Criticado por ter demorado a generalizar os testes e a obrigar o uso de máscara, o Executivo francês está trabalhando em um desconfinamento muito progressivo a partir de 11 de maio.
Na Itália, as primeiras medidas não serão tomadas antes de 3 de maio, disseram as autoridades. Mas, pouco a pouco, as empresas reabrem, mesmo que de forma parcial e com muitas precauções.
Na Espanha, 399 mortes foram registradas nas últimas 24 horas, contra 410 no dia anterior, os números mais baixos em quatro semanas, anunciou o Ministério da Saúde nesta segunda-feira (20).
O necrotério improvisado em uma pista de patinação em Madri, que simbolizava a hecatombe, será fechado na quarta-feira (22) e, a partir de 27 de abril, as crianças, estritamente confinadas desde meados de março, poderão sair para tomar um ar fresco. Em contrapartida, no Reino Unido, a contenção introduzida em 23 de março foi estendida por pelo menos três semanas na quinta-feira (16). O governo ainda não planeja uma saída.
Japão em alerta
No Japão, que agora tem o maior número de casos na Ásia, depois da China e da Índia, os médicos soaram o alarme. Apesar do estabelecimento do estado de emergência, o número de casos registrados ultrapassou os 10 mil neste fim de semana. Efeito colateral nas redes sociais, as mensagens quase diárias da governadora de Tóquio pedindo distanciamento inspiram mangá, música e até mesmo um videogame. O jogo adota a palavra "mitsu", que descreve lugares confinados.

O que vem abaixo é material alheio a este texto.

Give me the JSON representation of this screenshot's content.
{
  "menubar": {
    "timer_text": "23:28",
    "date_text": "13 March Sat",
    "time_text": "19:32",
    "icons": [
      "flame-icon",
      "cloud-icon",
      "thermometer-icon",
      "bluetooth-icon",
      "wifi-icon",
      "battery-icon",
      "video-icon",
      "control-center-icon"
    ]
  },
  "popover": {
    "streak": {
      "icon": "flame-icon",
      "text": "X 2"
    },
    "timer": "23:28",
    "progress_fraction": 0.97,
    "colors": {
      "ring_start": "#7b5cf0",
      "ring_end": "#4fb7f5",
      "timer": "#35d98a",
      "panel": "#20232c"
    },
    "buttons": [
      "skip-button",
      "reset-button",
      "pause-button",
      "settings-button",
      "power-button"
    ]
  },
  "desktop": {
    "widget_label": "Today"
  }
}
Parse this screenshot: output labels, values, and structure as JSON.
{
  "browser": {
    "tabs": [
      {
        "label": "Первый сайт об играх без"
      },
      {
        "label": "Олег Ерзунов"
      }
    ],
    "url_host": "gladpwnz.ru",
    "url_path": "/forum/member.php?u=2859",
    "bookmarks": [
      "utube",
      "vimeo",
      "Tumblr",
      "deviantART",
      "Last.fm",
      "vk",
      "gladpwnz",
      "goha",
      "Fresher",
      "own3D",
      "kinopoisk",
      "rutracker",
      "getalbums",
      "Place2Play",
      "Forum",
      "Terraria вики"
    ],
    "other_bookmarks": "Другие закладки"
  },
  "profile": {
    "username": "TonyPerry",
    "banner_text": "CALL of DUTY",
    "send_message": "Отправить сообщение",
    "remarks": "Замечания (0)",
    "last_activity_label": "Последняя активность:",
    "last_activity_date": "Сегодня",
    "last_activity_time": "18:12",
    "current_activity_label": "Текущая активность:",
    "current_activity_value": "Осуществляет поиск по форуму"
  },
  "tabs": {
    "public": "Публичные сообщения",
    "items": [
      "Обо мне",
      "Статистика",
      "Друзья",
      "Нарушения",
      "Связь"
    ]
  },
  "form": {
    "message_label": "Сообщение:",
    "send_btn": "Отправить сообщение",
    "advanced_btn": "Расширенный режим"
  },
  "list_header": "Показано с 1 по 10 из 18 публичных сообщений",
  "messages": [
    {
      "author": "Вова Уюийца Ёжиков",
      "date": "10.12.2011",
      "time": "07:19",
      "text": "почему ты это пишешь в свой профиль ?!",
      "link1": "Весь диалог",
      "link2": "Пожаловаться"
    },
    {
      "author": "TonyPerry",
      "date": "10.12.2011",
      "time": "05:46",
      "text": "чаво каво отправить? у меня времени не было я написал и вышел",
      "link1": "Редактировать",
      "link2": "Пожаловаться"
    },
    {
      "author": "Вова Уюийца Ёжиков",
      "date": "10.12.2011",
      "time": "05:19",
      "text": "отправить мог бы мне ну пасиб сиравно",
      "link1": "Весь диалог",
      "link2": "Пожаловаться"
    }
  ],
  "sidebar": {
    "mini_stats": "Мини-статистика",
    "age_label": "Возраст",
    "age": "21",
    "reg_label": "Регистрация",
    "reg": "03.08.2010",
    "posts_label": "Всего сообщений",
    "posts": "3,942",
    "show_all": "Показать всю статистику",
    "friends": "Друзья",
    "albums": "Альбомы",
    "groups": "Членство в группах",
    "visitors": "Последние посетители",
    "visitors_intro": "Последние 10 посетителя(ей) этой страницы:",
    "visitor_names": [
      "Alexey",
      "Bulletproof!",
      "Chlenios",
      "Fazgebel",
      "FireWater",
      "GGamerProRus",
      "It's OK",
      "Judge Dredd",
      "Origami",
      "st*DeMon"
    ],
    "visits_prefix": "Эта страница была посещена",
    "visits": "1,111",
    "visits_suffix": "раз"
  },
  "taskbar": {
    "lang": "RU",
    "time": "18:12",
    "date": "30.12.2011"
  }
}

Mortes nos EUA ultrapassam 40 mil
Nos Estados Unidos, onde uma queda de braço opõe o presidente Donald Trump, que defende uma rápida retomada da atividade econômica, a vários governadores democratas, o governador do Estado de Nova York, centro da epidemia, anunciou que a pandemia iniciou uma curva "descendente". No domingo (19), porém, a marca de 40 mil mortos foi ultrapassada em todo país, de acordo com a contagem da universidade americana Johns Hopkins.
Ramadã isolado
Após a Páscoa cristã e judaica, o mundo muçulmano se prepara este ano para o Ramadã em um Oriente Médio com confinamento generalizado: da Arábia Saudita ao Marrocos, passando por Egito, Líbano e Síria.
Confrontos na África
Na África, onde a marca de mil mortos foi ultrapassada neste fim de semana, confrontos violentos ocorreram no domingo (19) à noite em vários distritos da capital do Níger, Niamey. Moradores contrários ao toque de recolher e à proibição de orações coletivas enfrentaram a polícia em protesto. Com gritos de "a luta continua" e "não recuem", os manifestantes queimaram pneus e ergueram barricadas nas ruas.